Many want to become an Urban Warrior

Many want to become an Urban Warrior

Ajax has had a majority stake in Ajax Cape Town since 1999. In our Message from Cape Town column, we feature the African Ajax team every Monday. In the seventh issue of this season, Corné Groenendijk, head of youth development, looks back at the recently held Talent Days trials.

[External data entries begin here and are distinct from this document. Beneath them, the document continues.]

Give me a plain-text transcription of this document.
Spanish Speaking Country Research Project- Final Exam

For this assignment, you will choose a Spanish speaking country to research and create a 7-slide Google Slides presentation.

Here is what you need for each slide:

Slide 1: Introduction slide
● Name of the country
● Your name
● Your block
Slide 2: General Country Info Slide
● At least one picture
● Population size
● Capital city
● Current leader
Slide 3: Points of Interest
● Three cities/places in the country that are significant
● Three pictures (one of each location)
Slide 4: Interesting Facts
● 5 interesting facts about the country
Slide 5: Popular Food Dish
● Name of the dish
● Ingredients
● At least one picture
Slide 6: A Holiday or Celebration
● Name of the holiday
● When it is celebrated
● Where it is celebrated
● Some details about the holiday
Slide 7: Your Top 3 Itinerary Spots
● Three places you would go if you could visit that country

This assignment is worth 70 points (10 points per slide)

Ajax Cape Town held its third Talent Days last weekend. Head of youth development Corné Groenendijk was surprised at the number of kids who had travelled far and wide to the Ikamva training complex, in the hopes of becoming an Urban Warrior, which is Ajax Cape Town’s nickname. “Africans often don’t arrive on time, but when I arrived at Ikamva at seven a.m. on Saturday, the place was crowded with players. There were even more than I had anticipated.”
In total, about one thousand young football hopefuls between the ages of eleven and fifteen reported to Ajax Cape Town, hoping to show what they can do. “It’s different than in the Netherlands”, says Groenendijk, speaking from experience. “In the Netherlands, everything goes through clubs, and you know most of the young players. Or you call a club and get a list of players. In Cape Town, they come from everywhere, including footballers without clubs. There is also 27 Local Football Associations which has its own competition; that doesn’t make it easier. There’s no organization overseeing everything. We’ll know some of the guys who show up at the Open Trial through their club, but some of the players who come aren’t known to us, and we see that they are really good players.”

On Saturday, players from 1998, 1999 and 2000 came the – for African standards – ultra modern facility in Cape Town. On Sunday, it was the older players, from 1996 and 1997 who came. Under the watchful eye of youth trainers and scouts, they showed their stuff. Parents were asked to keep as far away as possible. Groenendijk: “There’s a lot of pressure on the kids. They get sent here with the assignment to ‘save the family’. If you’re with Ajax Cape Town’s program, you’ve got it made, at least that’s what people think.”
Last weekend’s Talent Days were the third and last ones for this year. In February, July, and October, kids came to Imkava looking for a football break. But kids also get selected in the First Touch program, and, together with the chosen kids from the Talent Days, they’ll vie for a spot in the youth development program. “We’ve selected a total of 35 kids who are competing for sixteen available spots in the under 12 team. We don’t take them younger than that. We feel that you can only see how good they are starting at that age.”

The Talent Days bring new players in for the other teams too. “We evaluated all of the teams beforehand. So we know exactly which positions we need players for. Fifty kids selected from last weekend’s Open Trials will come to practice with us twice this week. For us, that’s when we’ll really get to see if they’re good enough to play with us.”

And if that’s the case, entire families become proud as peacocks. Thanks to Ajax Cape Town’s success last season in the competition, the club can know count itself among the leading clubs from Johannesburg. “Orlando Pirates, Kaizer Chiefs and Sundowns and the Ajax, Feyenoord and PSV of South Africa. If we play a home game against Chiefs, it will be sold out, but ninety per cent of the crowd will be Kaizer Chief fans. It’s slowly starting to change a little bit”, says Groenendijk, who experiences this daily. “People from Cape Town say they are for Chiefs, but that Ajax Cape Town is their second team.”